Bernadett Szabo / Reuters

Anna Semyuk hugs her children at the Beregsurany border crossing in Hungary on February 26, 2022. The children were handed off on the Ukrainian side of the border by the father—who was not allowed to cross—to Nataliya Ableyeva, a stranger to the family, who brought the children across the border and kept them safe.

It's been tough lately to watch what has been unfolding at the Ukrainian border. It's been tough from the standpoint that the images of people fleeing West, many hunkered down in bomb shelters with kids, and outright images of casual common apartment buildings with missile holes in the side of them, all have evoked the biggest reaction from me to this ongoing crisis.  

Yes, on the surface, there is the anger and the want to wish bad things upon the Russian government. After all, we are here because of them, and of course, Vladimir Putin's need to offer a flex that no one else but he and his inner circle wants or finds even necessary. 

But there is also the lesson that world history is at play here, and that nations, ideologies, beliefs, or perceived "manifest" indoctrinations, no matter how far removed - twenty-five, fifty, or in this case, one hundred years ago - will still find it's way back into the present. Because man is selfish. Man is stupid. And Man is wicked.
And that weaves me into our own country and our own society. It also leads me to think about the concept of how we struggle with those same demons that "ought to be", and how despite the idea of humanity and "modern compassion" serving as the fragile veil that keeps us from going back, all it takes is that one flex to break it. One arrogant, wicked, selfish, stupid flex - for it all to rage like it once did. 

After all, what we are seeing is something that is so deeply rooted in evil, that it doesn't abide by any international law, any moral compass, or is even majority-supported by Russian natives themselves. There are no rules, and there is no compassion in this. Putin and company are NOT interested in such guidelines - or as he probably sees it - boundaries to his power. 

Yes, that's a missile...
(Sergey Bobok/AFP/Getty)

It's a sharp reminder that while we here at home try to turn everything into political positioning - yes, even this situation - this thing we call democracy, is so very fragile. 

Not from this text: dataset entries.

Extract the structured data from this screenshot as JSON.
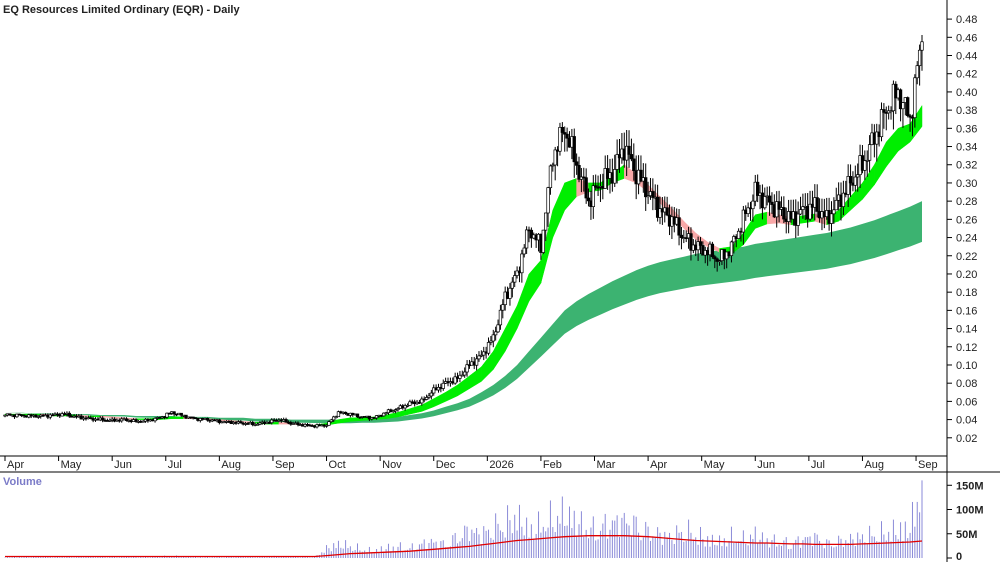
{
  "chart_data": [
    {
      "type": "candlestick",
      "title": "EQ Resources Limited Ordinary (EQR) - Daily",
      "xlabel": "",
      "ylabel": "",
      "ylim": [
        0.0,
        0.49
      ],
      "y_ticks": [
        "0.48",
        "0.46",
        "0.44",
        "0.42",
        "0.40",
        "0.38",
        "0.36",
        "0.34",
        "0.32",
        "0.30",
        "0.28",
        "0.26",
        "0.24",
        "0.22",
        "0.20",
        "0.18",
        "0.16",
        "0.14",
        "0.12",
        "0.10",
        "0.08",
        "0.06",
        "0.04",
        "0.02"
      ],
      "y_tick_values": [
        0.48,
        0.46,
        0.44,
        0.42,
        0.4,
        0.38,
        0.36,
        0.34,
        0.32,
        0.3,
        0.28,
        0.26,
        0.24,
        0.22,
        0.2,
        0.18,
        0.16,
        0.14,
        0.12,
        0.1,
        0.08,
        0.06,
        0.04,
        0.02
      ],
      "x_ticks": [
        "Apr",
        "May",
        "Jun",
        "Jul",
        "Aug",
        "Sep",
        "Oct",
        "Nov",
        "Dec",
        "2026",
        "Feb",
        "Mar",
        "Apr",
        "May",
        "Jun",
        "Jul",
        "Aug",
        "Sep"
      ],
      "x_tick_weeks": [
        0,
        4.5,
        9,
        13.5,
        18,
        22.5,
        27,
        31.5,
        36,
        40.5,
        45,
        49.5,
        54,
        58.5,
        63,
        67.5,
        72,
        76.5
      ],
      "close_weekly": [
        0.045,
        0.045,
        0.044,
        0.044,
        0.045,
        0.046,
        0.043,
        0.041,
        0.04,
        0.039,
        0.04,
        0.038,
        0.039,
        0.042,
        0.048,
        0.044,
        0.041,
        0.04,
        0.038,
        0.037,
        0.036,
        0.035,
        0.037,
        0.04,
        0.036,
        0.034,
        0.033,
        0.034,
        0.048,
        0.046,
        0.043,
        0.042,
        0.048,
        0.052,
        0.058,
        0.06,
        0.072,
        0.08,
        0.085,
        0.1,
        0.11,
        0.13,
        0.175,
        0.2,
        0.25,
        0.23,
        0.33,
        0.36,
        0.32,
        0.28,
        0.3,
        0.31,
        0.34,
        0.31,
        0.29,
        0.27,
        0.26,
        0.24,
        0.23,
        0.225,
        0.215,
        0.23,
        0.26,
        0.29,
        0.28,
        0.27,
        0.26,
        0.27,
        0.275,
        0.26,
        0.28,
        0.3,
        0.32,
        0.35,
        0.38,
        0.4,
        0.37,
        0.46
      ],
      "short_ema_ribbon": {
        "upper": [
          0.046,
          0.046,
          0.046,
          0.046,
          0.045,
          0.045,
          0.045,
          0.044,
          0.044,
          0.043,
          0.042,
          0.041,
          0.041,
          0.042,
          0.043,
          0.043,
          0.042,
          0.041,
          0.04,
          0.039,
          0.038,
          0.037,
          0.037,
          0.037,
          0.036,
          0.035,
          0.034,
          0.036,
          0.04,
          0.042,
          0.042,
          0.043,
          0.045,
          0.048,
          0.052,
          0.056,
          0.063,
          0.07,
          0.078,
          0.088,
          0.098,
          0.115,
          0.14,
          0.165,
          0.2,
          0.215,
          0.27,
          0.3,
          0.305,
          0.3,
          0.3,
          0.31,
          0.32,
          0.31,
          0.298,
          0.285,
          0.272,
          0.258,
          0.245,
          0.235,
          0.228,
          0.23,
          0.245,
          0.265,
          0.268,
          0.265,
          0.262,
          0.264,
          0.266,
          0.262,
          0.27,
          0.285,
          0.3,
          0.32,
          0.345,
          0.36,
          0.365,
          0.385
        ],
        "lower": [
          0.045,
          0.045,
          0.045,
          0.045,
          0.044,
          0.044,
          0.044,
          0.043,
          0.043,
          0.042,
          0.041,
          0.04,
          0.04,
          0.04,
          0.041,
          0.041,
          0.041,
          0.04,
          0.039,
          0.038,
          0.037,
          0.036,
          0.035,
          0.035,
          0.035,
          0.034,
          0.033,
          0.034,
          0.036,
          0.038,
          0.039,
          0.04,
          0.041,
          0.043,
          0.046,
          0.049,
          0.054,
          0.06,
          0.066,
          0.074,
          0.082,
          0.095,
          0.115,
          0.14,
          0.17,
          0.19,
          0.24,
          0.27,
          0.285,
          0.29,
          0.292,
          0.3,
          0.305,
          0.3,
          0.29,
          0.278,
          0.264,
          0.25,
          0.238,
          0.23,
          0.224,
          0.222,
          0.232,
          0.25,
          0.255,
          0.256,
          0.254,
          0.256,
          0.258,
          0.254,
          0.258,
          0.27,
          0.282,
          0.298,
          0.318,
          0.335,
          0.345,
          0.362
        ]
      },
      "long_ema_ribbon": {
        "upper": [
          0.048,
          0.048,
          0.047,
          0.047,
          0.047,
          0.046,
          0.046,
          0.046,
          0.045,
          0.045,
          0.045,
          0.044,
          0.044,
          0.044,
          0.044,
          0.043,
          0.043,
          0.043,
          0.042,
          0.042,
          0.042,
          0.041,
          0.041,
          0.041,
          0.04,
          0.04,
          0.04,
          0.04,
          0.04,
          0.04,
          0.041,
          0.041,
          0.042,
          0.043,
          0.045,
          0.047,
          0.05,
          0.054,
          0.058,
          0.063,
          0.07,
          0.078,
          0.088,
          0.1,
          0.115,
          0.13,
          0.145,
          0.16,
          0.17,
          0.178,
          0.185,
          0.192,
          0.198,
          0.204,
          0.209,
          0.213,
          0.216,
          0.219,
          0.222,
          0.224,
          0.226,
          0.228,
          0.23,
          0.233,
          0.235,
          0.237,
          0.239,
          0.241,
          0.243,
          0.245,
          0.248,
          0.251,
          0.255,
          0.259,
          0.264,
          0.269,
          0.274,
          0.28
        ]
      },
      "legend": []
    },
    {
      "type": "bar",
      "title": "Volume",
      "ylim": [
        0,
        165
      ],
      "y_ticks": [
        "150M",
        "100M",
        "50M",
        "0"
      ],
      "y_tick_values": [
        150,
        100,
        50,
        0
      ],
      "values_weekly_M": [
        2,
        2,
        2,
        3,
        2,
        2,
        2,
        3,
        2,
        2,
        3,
        2,
        2,
        3,
        4,
        3,
        2,
        2,
        2,
        2,
        3,
        2,
        3,
        4,
        3,
        2,
        2,
        20,
        30,
        25,
        18,
        15,
        22,
        24,
        20,
        30,
        35,
        28,
        45,
        60,
        50,
        65,
        75,
        90,
        60,
        70,
        85,
        95,
        80,
        60,
        65,
        75,
        80,
        70,
        55,
        50,
        45,
        60,
        50,
        40,
        35,
        45,
        40,
        50,
        38,
        35,
        30,
        40,
        45,
        30,
        35,
        40,
        45,
        50,
        55,
        60,
        65,
        160
      ],
      "ma_weekly_M": [
        3,
        3,
        3,
        3,
        3,
        3,
        3,
        3,
        3,
        3,
        3,
        3,
        3,
        3,
        3,
        3,
        3,
        3,
        3,
        3,
        3,
        3,
        3,
        3,
        3,
        3,
        3,
        5,
        7,
        9,
        10,
        11,
        12,
        13,
        14,
        16,
        18,
        20,
        22,
        24,
        27,
        30,
        33,
        36,
        38,
        40,
        42,
        44,
        45,
        46,
        46,
        46,
        46,
        45,
        44,
        42,
        40,
        38,
        36,
        35,
        34,
        33,
        32,
        31,
        31,
        30,
        29,
        29,
        28,
        28,
        28,
        28,
        29,
        30,
        31,
        32,
        33,
        35
      ]
    }
  ],
  "colors": {
    "candle": "#000000",
    "short_ribbon_up": "#00ee00",
    "short_ribbon_down": "#f8a8a8",
    "short_ribbon_cross": "#f06a2a",
    "long_ribbon": "#3cb371",
    "volume_bar": "#8a8ad8",
    "volume_ma": "#e00000",
    "axis": "#000000"
  }
}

The stories and images of everyday Ukrainians taking up arms to defend their country is an act so incredibly humbling, sad, amazing, angering, and inspiring all at the same time. 

Our own maddening and obsessive control on "patriotism" and what defines it here in the United States, as well as our thoughts on mask mandates - oh, how irrelevant it all sounds and feels now. 

Yet, with all of that, the current situation is a reminder through the context of the history books we've learned from, that these escalated world affairs can abruptly occur. It doesn't have to be by the assassination of "one of ours", because of a historical land dispute, or even from economic sanctions. It literally can be because one country, and one man wanted to. And then did. 

In one week, we've seen thousands of soldiers from the Ukraine and Russia die. Just as many innocent lives were taken through attacks and the invasion of towns en route to Kyiv, the Ukrainian capital. Thousands of Russian Anti-War protesters were taken into jail - with likely severe consequences to follow. And yes, even nuclear threats. An absolute mess. 

That's effing scary. Especially for a wicked world like the one we inhabit and indulge in. 

My thoughts and so many prayers are with the people of Ukraine. Keep them in yours as well.